Study to find best ways to prevent opioid overdoses has started testing and interventions in second and last group of 8 counties
Kentucky Health News map shows counties in study; click it to enlarge.
—–
By Elizabeth Chapin
University of Kentucky
The $87 million study to find the best ways to battle the opioid epidemic at the local level in Kentucky is expanding to more communities across the state.
The second wave of the University of Kentucky’s HEALing Communities Study was launched in Bourbon, Campbell, Carter, Greenup, Jefferson, Jessamine, Knox and Mason counties on July 1. The communities will implement new recovery, treatment and prevention strategies proven to reduce opioid-overdose deaths.
Launched in 2019 with a federal grant, the four-year study has tested ways to reduce OD deaths in Boyd, Boyle, Clark, Fayette, Floyd, Franklin, Kenton and Madison counties. Starting in 2020, a multidisciplinary team of more than 25 UK researchers worked with local and state behavioral-health and criminal-justice agencies.
Their evidence-based practices include delivery of medication for opioid-use disorder, reducing risky prescribing, education on how to prevent overdoses, and distribution of naloxone, a lifesaving drug that reverses opioids’ effects.
Sharon Walsh, Ph.D. |
In the second group of eight counties, “The HEALing Communities Study will bring life-changing outreach and access to treatment to thousands of Kentuckians,” said HCS principal investigator Sharon Walsh, a professor in UK’s College of Medicine and College of Pharmacy and director of the Center on Drug and Alcohol Research.
The second wave of counties includes community engagement to assist key stakeholders in applying evidence-based practices and a communications campaign to build demand for treatment and reduce stigma toward people with opioid-use disorder.
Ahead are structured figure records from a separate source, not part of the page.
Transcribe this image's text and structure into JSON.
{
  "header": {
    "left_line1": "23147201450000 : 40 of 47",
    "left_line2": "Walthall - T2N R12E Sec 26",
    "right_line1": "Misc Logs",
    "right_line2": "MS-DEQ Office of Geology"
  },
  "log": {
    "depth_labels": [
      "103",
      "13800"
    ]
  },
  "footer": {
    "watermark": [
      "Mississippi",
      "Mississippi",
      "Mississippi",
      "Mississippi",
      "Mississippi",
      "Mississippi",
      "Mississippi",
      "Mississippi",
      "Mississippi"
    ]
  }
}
The HCS team is also working with various pharmacies and health care providers to implement safer opioid prescribing and dispensing.
The first group of counties are now in a sustainability phase, which is intended to build capacity to help community coalitions and partner organizations sustain the evidence-based practices after the study ends.
HCS researchers will analyze data from all 16 counties, using pre-intervention usual care in the group as a control element. The comparison will show how evidence-based practices work in different settings in each community. The second-wave intervention is expected to end in early 2024.